The Cave Art Paintings of the Chauvet Cave
|RED HAND & MAMMOTH
The Red hand stencil and partial outline of a black mammoth, found in the Red Panels Gallery, are located more specifically on the Panel of Hand Stencils. The hand stencil has been placed inside the outline of the animal, on its flank.Researchers have been able to determine that the mammoth was drawn before the hand. The mammoth was reduced by the artist to its trunk, neck line and a short dorsal line. On either side of the outlines there are some slender marks; the one between the trunk and the red hand appears to represent the tusk.
These four horses occupy a small recess in the Chauvet Cave. They bare similar artistic attributes. The artist used fingers to mix and spread a charcoal paste and applied it in order to emphasize the main outlines and give relief and shading to the heads. Notice another figure drawn subsequently, that of a large lion drawn facing to the right [its hindquarters and tail are clearly visible], but without interrupting the lines of the earlier horses [except the lower horse].
|CENTRAL RECESS HORSE
The End Chamber of the Chauvet Cave was clearly reserved for a considered display of cave art. In the centre of the large panel is a recess which demonstrates this selectivity; only one image was drawn here. As usual the wall surface was scraped clear, and a single horse was drawn upon it. The tail of the horse was drawn into an indentation in the rock. The effect of this, on viewing the single image in this central recess, is that the animal appears to be coming out of the rock, as if the rock is simply a veil, distinguishing it yet not separating it from the spirit world.
|PANEL OF THE LIONS
The wall to the right of the central recess has a large number of animals drawn on to it. The overall scene depicts a hunt. On the right of the composition there is a rhinoceros and a mammoth. On the left, there are four bison heads, and two more rhinos. Then there are seven bison, pursued by a pride of sixteen lions, mainly depicted by their heads alone. Above all of this drama, at a different scale, there is a large feline figure shown standing face to face with a lion cub. Almost all of the animals on this panel face left. This composition is unique in Palaeolithic art.
|THE PANTHER PANEL
Ten drawings are arranged over the area. The animal figures include 3 bears, 2 felines – including a panther – 2 ibex, 3 unidentifiable animals and 1 red dot, made with the palm of the hand. The central piece of the panel is dominated by the panther and the 2 superimposed bears. Whilst the outlines are precise and ‘essential’, the figures are incomplete. The spots on the panther represent a feline coat, where as the spots on the cave bear probably suggested a thicker fur. The figures are all drawn in red. Other visible marks on the panel are attributable to bears – paw-rubs and claw marks.
|RED DOTS PANEL
This is a cave painting located near the Chauvet Cave entrance composed of a cluster of large dots, which may represent a mammoth. It is perhaps one of the earliest examples of pointillism. The scientists discovered that the dots were created by covering the palm of the right hand with wet red paint and applying the hand to the wall. The consistency of the dots suggests that the painting was created by one person. The artist would have had an image in his or her mind before beginning the piece. In other words, it appears not to be a random composition.
FIGHTING RHINO & HORSES
This is considered one of the most important panels of the Chauvet Cave. It contains twenty animals. The drama is clear to see, highlighted by the rhinoceroses confronting each other. This is unique in Palaeolithic cave art. The two rhinos were drawn at the same time, probably by the same artist. The charcoal used has been dated between approximately 30,000 and 32,000 years before present.

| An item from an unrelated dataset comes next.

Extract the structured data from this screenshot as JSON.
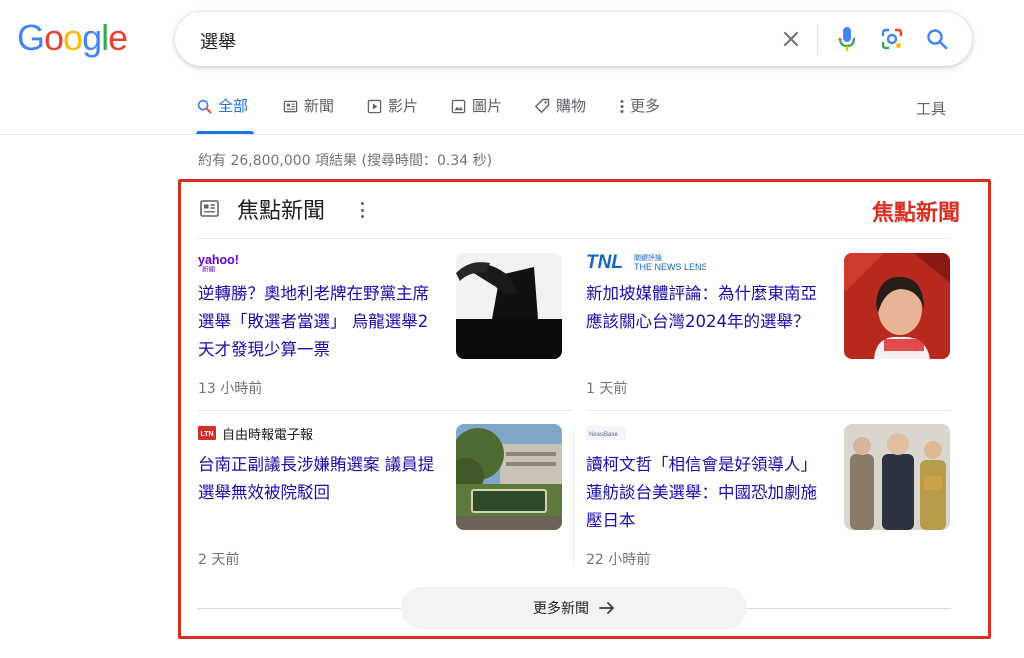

The four horses heads were drawn in charcoal after the rhinos as well as the other animals – two more rhinos, a stag and two mammoths – on this panel, which as elsewhere in the cave had been prepared and scraped. Of the four horses, the top one was drawn first and the lowest one drawn last. The artist who drew the horses – almost certainly one artist – mixed the charcoal with the surface clay to obtain various hues and visual effects [shading and perspective]. The technique was stump-drawing, as well as scraping the outer edges of the images to highlight them with a pale aura.